The adjacent short video shows how they did that.

Paris France Executive Summit Video Shorts

Leyden’s team also worked with global businesses who each year gather their top executives and clients for a handful of days before everyone scatters all over the planet until the following year.

They tried to cost-effectively capture what went on for those who could not attend but wanted to stay abreast of what was accomplished.

This video of a gathering by the global tech consulting firm Sogeti in a chateau outside Paris shows how that technique evolved.

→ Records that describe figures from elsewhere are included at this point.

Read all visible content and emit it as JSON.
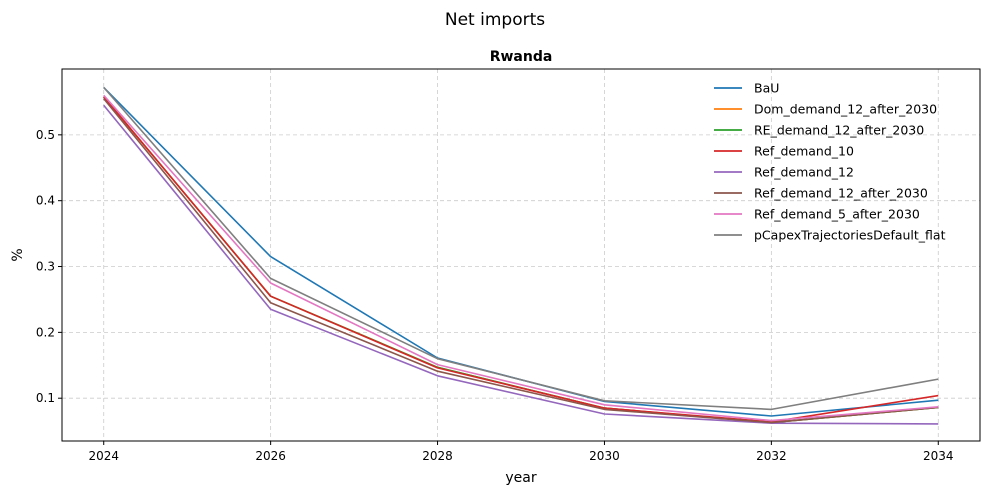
{
  "chart_data": {
    "type": "line",
    "suptitle": "Net imports",
    "title": "Rwanda",
    "xlabel": "year",
    "ylabel": "%",
    "x": [
      2024,
      2026,
      2028,
      2030,
      2032,
      2034
    ],
    "xticks": [
      "2024",
      "2026",
      "2028",
      "2030",
      "2032",
      "2034"
    ],
    "yticks": [
      "0.1",
      "0.2",
      "0.3",
      "0.4",
      "0.5"
    ],
    "xlim": [
      2023.5,
      2034.5
    ],
    "ylim": [
      0.035,
      0.6
    ],
    "grid": true,
    "legend_position": "top-right",
    "series": [
      {
        "name": "BaU",
        "color": "#1f77b4",
        "values": [
          0.572,
          0.315,
          0.161,
          0.095,
          0.073,
          0.097
        ]
      },
      {
        "name": "Dom_demand_12_after_2030",
        "color": "#ff7f0e",
        "values": [
          0.558,
          0.255,
          0.147,
          0.085,
          0.063,
          0.086
        ]
      },
      {
        "name": "RE_demand_12_after_2030",
        "color": "#2ca02c",
        "values": [
          0.558,
          0.255,
          0.147,
          0.085,
          0.063,
          0.086
        ]
      },
      {
        "name": "Ref_demand_10",
        "color": "#d62728",
        "values": [
          0.558,
          0.255,
          0.146,
          0.085,
          0.064,
          0.104
        ]
      },
      {
        "name": "Ref_demand_12",
        "color": "#9467bd",
        "values": [
          0.545,
          0.235,
          0.134,
          0.076,
          0.062,
          0.061
        ]
      },
      {
        "name": "Ref_demand_12_after_2030",
        "color": "#8c564b",
        "values": [
          0.555,
          0.245,
          0.141,
          0.083,
          0.063,
          0.086
        ]
      },
      {
        "name": "Ref_demand_5_after_2030",
        "color": "#e377c2",
        "values": [
          0.56,
          0.275,
          0.151,
          0.09,
          0.066,
          0.087
        ]
      },
      {
        "name": "pCapexTrajectoriesDefault_flat",
        "color": "#7f7f7f",
        "values": [
          0.572,
          0.282,
          0.16,
          0.096,
          0.083,
          0.129
        ]
      }
    ]
  }
}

Breakthrough Institute Summit in San Francisco

Back in the San Francisco Bay Area, Leyden and his company worked with another Think Tank that had grown quite influential, The Breakthrough Institute, to cover their annul conference but also get their ideas into wider circulation.

This video shows how they used green screens and video graphics to capture complex ideas about how to reinvigorate Liberalism.

This video featuring Leyden shows how that worked behind-the-scenes.

Overview of a Pioneering Video Series

Leyden’s next media startup Reinvent shifted all the action online through nascent group video. The medium for gathering became the message for getting the word out.

This highly-produced video narrated by Leyden explained what the company accomplished in a full series of weekly gatherings that went on for months.

The quality of the video was rougher than in physical settings due to the limits of bandwidth at the time. But they used similar narration techniques to television to sum up what happened.

Reinvent did many such series but this is a great example of the genre and showcases many well-known thought leaders like Michael Pollan and Kevin Kelly.

The Clean Energy Challenge Gathering

Leyden’s first media startup Next Agenda also tried to convene its own summits and try out some experimental video techniques.

In this case they gathered many of the pioneers in the clean energy industry in the Presidio in San Francisco when solar and electric vehicles were just starting to become commercially viable in the very early days like 2010.

This video shows Leyden laying out the concept of “The Clean Energy Challenge” to the 250 or so experts who gathered, and who you can see in the audience as well.